(2079) Shiffers, Evgenii. (1934-1997). “Smertiia Smert’ Poprav”
(after a verse of liturgical chant where is written: d’après un vers du chant liturgique où il est écrit : Jesus has chased away, he has killed death with death).
Copy of the original typescript, 227 pages. 31cm x 20,5cm. Hardbound in black worked morocco, gold titling and illustrations. Samizdat dated 1975.
Tri knigi: No.1 Avtobiografiia (109p), No.2 Edip i Iisus (100p), No.3 Prostaia kniga Fomy (24p).
1+2+118+106 pages. This, the definitive version is in three books.
Writer little known to the greater Russian public, Shiffers is considered as a veritable writer’s writer in the manner of Beckett, Joyce, Kafka or Proust. In the theatre, however, he had an outstanding reputation. In 1964 he graduated from the Leningrad Institute of Theatre, Music and Cinematography and his performances met with enormous success, but the Party accused him of Formalism, the most severe of accusations one could level at an artist, and he was forbidden to work in any of the Leningrad theatres. Shiffers left Leningrad hounded by the vitriol directed at him.
His ned effort from 1966-67 was directing the film “Pervorossiiane” but the final cut never made it past the censors and was denied release so Shiffers moved to Moscow where for the length of the 1970’s he would develop his friendships with celebrated artists, philosophers and writers. His work and time for this period contrasts starkly with 1980’s which would be a time of reclusion for philosophical and religious research. At the centre of his attention was Buddism, Orthodoxy, the Russian Sainthood and genius.
In the winter of 1967-68 Shiffers, without the possibility of finding work, poor and ill, stayed with friends in Tarusa where he worked on, according to his own words, a “bizarre” novel preoccupied with death, several parts of which had been started in 1964. The novel could never be published for the same reasons that his performances and film had been forbidden. There was nothing particularly incriminating in the novel but the spectre of the accusation of “Formalism” followed even his newest work. Those who read the book found it to leave a powerful and haunting impression undoubtedly fuelled by Shiffers’ own experiences. The semi-autobiographical novel and confession takes place largely in conversations between the author and the hero, the metaphysical dialogue contrasting strands of Russian thinkers, the dead and the living, in an attempt to thwart death.

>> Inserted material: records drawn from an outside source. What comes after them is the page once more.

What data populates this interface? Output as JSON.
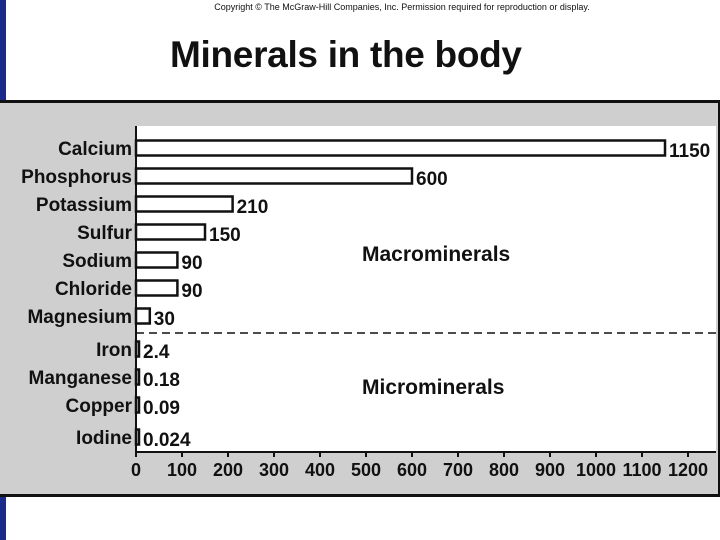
{
  "header": {
    "copyright": "Copyright © The McGraw-Hill Companies, Inc. Permission required for reproduction or display.",
    "title": "Minerals in the body"
  },
  "colors": {
    "frame": "#1a2a8a",
    "chart_bg": "#cfcfcf",
    "plot_bg": "#ffffff",
    "bar_fill": "#ffffff",
    "bar_stroke": "#111111"
  },
  "chart_data": {
    "type": "bar",
    "orientation": "horizontal",
    "categories": [
      "Calcium",
      "Phosphorus",
      "Potassium",
      "Sulfur",
      "Sodium",
      "Chloride",
      "Magnesium",
      "Iron",
      "Manganese",
      "Copper",
      "Iodine"
    ],
    "values": [
      1150,
      600,
      210,
      150,
      90,
      90,
      30,
      2.4,
      0.18,
      0.09,
      0.024
    ],
    "value_labels": [
      "1150",
      "600",
      "210",
      "150",
      "90",
      "90",
      "30",
      "2.4",
      "0.18",
      "0.09",
      "0.024"
    ],
    "xlim": [
      0,
      1200
    ],
    "xticks": [
      0,
      100,
      200,
      300,
      400,
      500,
      600,
      700,
      800,
      900,
      1000,
      1100,
      1200
    ],
    "regions": [
      {
        "label": "Macrominerals"
      },
      {
        "label": "Microminerals"
      }
    ],
    "divider": "dashed line between Magnesium and Iron",
    "grid": false,
    "legend": "none"
  }
}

This samizdat was offered to Anatolii Leïkin, the man considered as being the publisher for the dissidence, in 1975 by Shiffers himself. The second example was given to another friend who emigrated in the hopes that the novel would be published in the West. This, unfortunately, would never come to pass.

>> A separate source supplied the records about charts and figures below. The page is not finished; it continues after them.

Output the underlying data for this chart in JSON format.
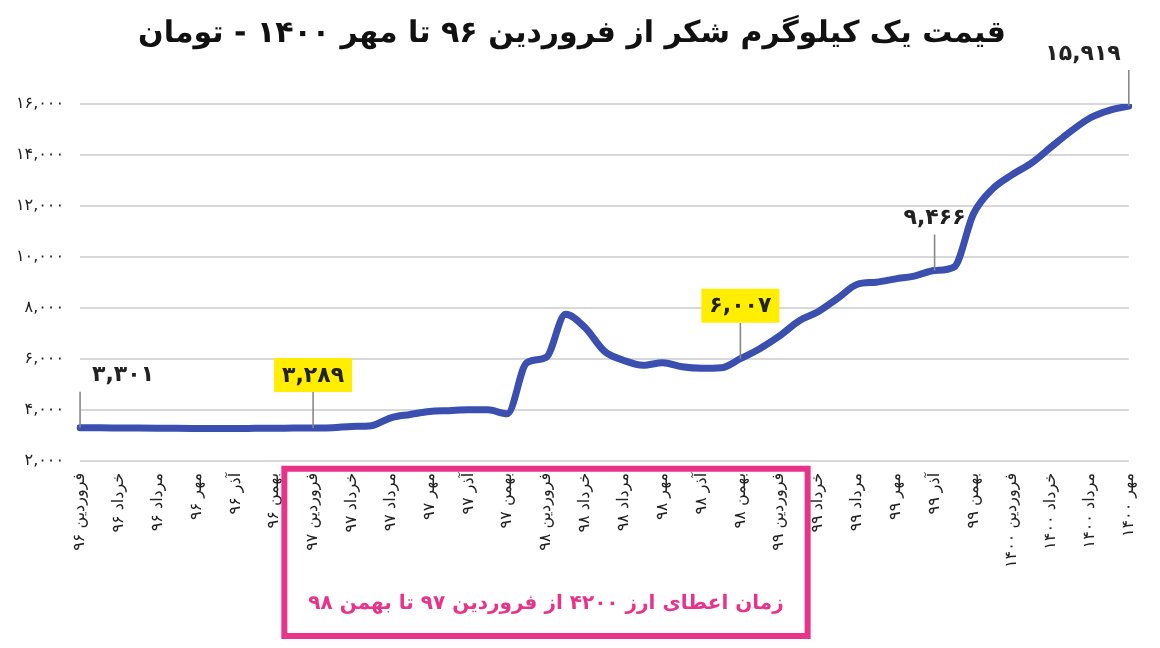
{
  "chart_data": {
    "type": "line",
    "title": "قیمت یک کیلوگرم شکر از فروردین ۹۶ تا مهر ۱۴۰۰ - تومان",
    "categories": [
      "فروردین ۹۶",
      null,
      "خرداد ۹۶",
      null,
      "مرداد ۹۶",
      null,
      "مهر ۹۶",
      null,
      "آذر ۹۶",
      null,
      "بهمن ۹۶",
      null,
      "فروردین ۹۷",
      null,
      "خرداد ۹۷",
      null,
      "مرداد ۹۷",
      null,
      "مهر ۹۷",
      null,
      "آذر ۹۷",
      null,
      "بهمن ۹۷",
      null,
      "فروردین ۹۸",
      null,
      "خرداد ۹۸",
      null,
      "مرداد ۹۸",
      null,
      "مهر ۹۸",
      null,
      "آذر ۹۸",
      null,
      "بهمن ۹۸",
      null,
      "فروردین ۹۹",
      null,
      "خرداد ۹۹",
      null,
      "مرداد ۹۹",
      null,
      "مهر ۹۹",
      null,
      "آذر ۹۹",
      null,
      "بهمن ۹۹",
      null,
      "فروردین ۱۴۰۰",
      null,
      "خرداد ۱۴۰۰",
      null,
      "مرداد ۱۴۰۰",
      null,
      "مهر ۱۴۰۰"
    ],
    "series": [
      {
        "color": "#3a4fb0",
        "values": [
          3301,
          3300,
          3290,
          3285,
          3280,
          3275,
          3270,
          3270,
          3270,
          3275,
          3280,
          3285,
          3289,
          3300,
          3350,
          3380,
          3690,
          3820,
          3940,
          3970,
          4000,
          4000,
          3850,
          5850,
          6060,
          7750,
          7230,
          6300,
          5940,
          5750,
          5850,
          5690,
          5630,
          5650,
          6007,
          6400,
          6890,
          7480,
          7850,
          8370,
          8920,
          9010,
          9140,
          9260,
          9466,
          9600,
          11690,
          12680,
          13230,
          13690,
          14310,
          14920,
          15450,
          15750,
          15919
        ],
        "value_labels": [
          "۳,۳۰۱",
          null,
          null,
          null,
          null,
          null,
          null,
          null,
          null,
          null,
          null,
          null,
          "۳,۲۸۹",
          null,
          null,
          null,
          null,
          null,
          null,
          null,
          null,
          null,
          null,
          null,
          null,
          null,
          null,
          null,
          null,
          null,
          null,
          null,
          null,
          null,
          "۶,۰۰۷",
          null,
          null,
          null,
          null,
          null,
          null,
          null,
          null,
          null,
          "۹,۴۶۶",
          null,
          null,
          null,
          null,
          null,
          null,
          null,
          null,
          null,
          "۱۵,۹۱۹"
        ]
      }
    ],
    "ylim": [
      2000,
      16000
    ],
    "yticks": [
      {
        "value": 2000,
        "label": "۲,۰۰۰"
      },
      {
        "value": 4000,
        "label": "۴,۰۰۰"
      },
      {
        "value": 6000,
        "label": "۶,۰۰۰"
      },
      {
        "value": 8000,
        "label": "۸,۰۰۰"
      },
      {
        "value": 10000,
        "label": "۱۰,۰۰۰"
      },
      {
        "value": 12000,
        "label": "۱۲,۰۰۰"
      },
      {
        "value": 14000,
        "label": "۱۴,۰۰۰"
      },
      {
        "value": 16000,
        "label": "۱۶,۰۰۰"
      }
    ],
    "annotations": [
      "زمان اعطای ارز ۴۲۰۰ از فروردین ۹۷ تا بهمن ۹۸"
    ],
    "grid": "y",
    "legend": false,
    "marker": "none",
    "line_style": "solid"
  }
}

There are two prefaces in this copy, neither of which appear in the edition of 2004. The first is taken from a family album “Preodolenie Gutenberga” Shiffers had put together with his little sister Masha at the beginning of the 1970’s, he writing and her drawing. This little preface on an old photograph lost during the Leningrad blockade is extracted from this album and concentrates on the Shiffers family.
The second preface was probably destined for the publication in the West much hoped for by Shiffers and his friends.